Much has been made of the advances over the centuries, and particularly in the last century or two, in paint chemistry, allowing artists to work with an ever-broadening array of pigments, and often providing much needed replacements for older, plant-based pigments that were fugitive over time.
Not all advances in paint technology are for the better in that respect, however. A case in point is the mystery of why the brilliant yellows in many of Vincent van Gogh’s paintings have been turning brown with age.
A recent study, carried out with an ultra high-tech process, using high intensity x-rays generated by a synchrotron at the ESRF, a center for the study of materials in France, has found the chemical reaction responsible for the unfortunate degradation.
It turns out that Van Gogh was fond of using the relatively new color, chrome yellow (also here), made from lead chromate. This is an inexpensive pigment that produces a bright orange-yellow (think school bus color), but is prone to darkening. Presumably, Van Gogh choose chrome yellow over the also relatively new cadmium colors (also here) because of their relative expense.
The mystery in the pronounced degree with which Van Gogh’s yellows have been turning brown is apparently due to his penchant for adding white paint, of a kind that contained barium and sulphur, to his yellow. The combination of the other materials accelerated the darkening of the chrome yellow.
Research is continuing into how to stop, and possibly even reverse, the changes to his paintings.

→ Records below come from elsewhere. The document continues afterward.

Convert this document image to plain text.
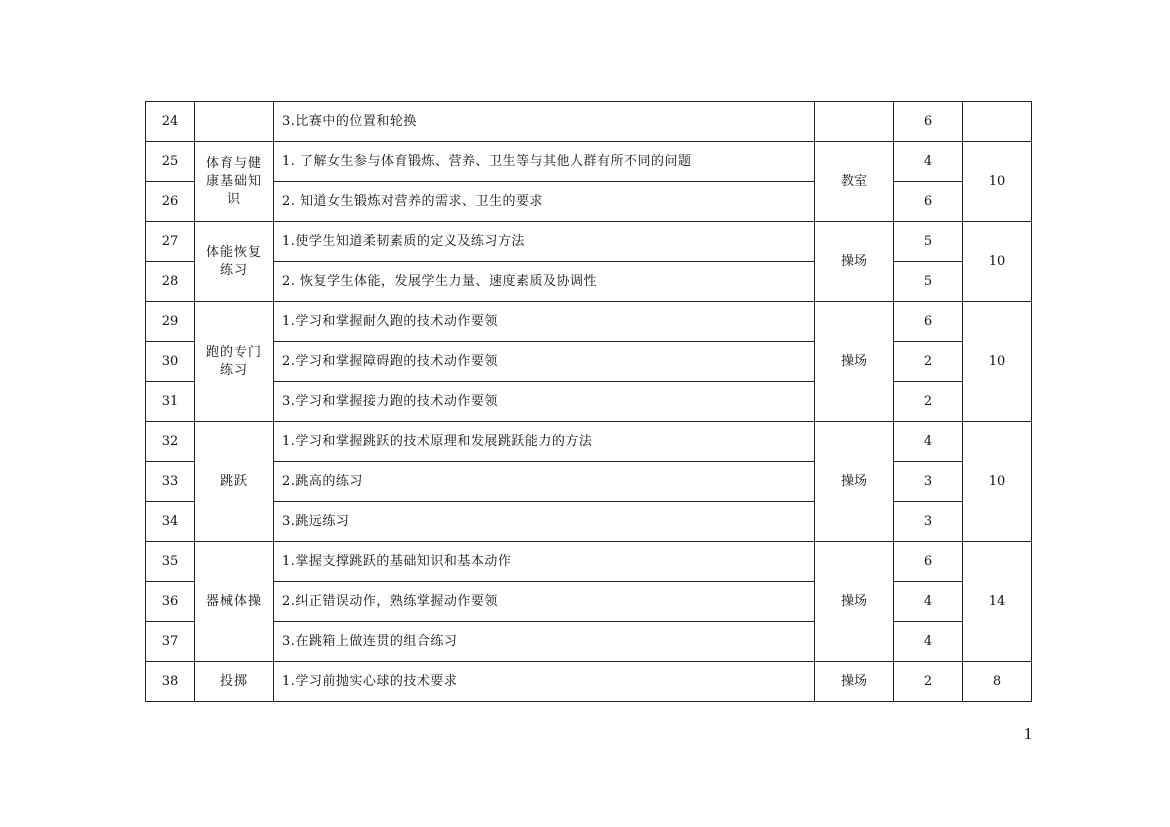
24		3.比赛中的位置和轮换		6	
25	体育与健康基础知识	1. 了解女生参与体育锻炼、营养、卫生等与其他人群有所不同的问题	教室	4	10
26		2. 知道女生锻炼对营养的需求、卫生的要求		6	
27	体能恢复练习	1.使学生知道柔韧素质的定义及练习方法	操场	5	10
28		2. 恢复学生体能，发展学生力量、速度素质及协调性		5	
29	跑的专门练习	1.学习和掌握耐久跑的技术动作要领	操场	6	10
30		2.学习和掌握障碍跑的技术动作要领		2	
31		3.学习和掌握接力跑的技术动作要领		2	
32	跳跃	1.学习和掌握跳跃的技术原理和发展跳跃能力的方法	操场	4	10
33		2.跳高的练习		3	
34		3.跳远练习		3	
35	器械体操	1.掌握支撑跳跃的基础知识和基本动作	操场	6	14
36		2.纠正错误动作，熟练掌握动作要领		4	
37		3.在跳箱上做连贯的组合练习		4	
38	投掷	1.学习前抛实心球的技术要求	操场	2	8
1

The Van Gogh Museum has for some time been studying his materials, and their sources, in an effort to better conserve the works, and conservators have encountered other uses of fugitive pigments (see my post on the Restoration of Van Gogh’s The Bedroom).
One of the paintings examined in the recent study was Van Gogh’s Bank of the Seine (above). The Van Gogh museum’s page for this painting also has an interesting video about their comparison of the work, and the techniques used, with that of his contemporary, Monet.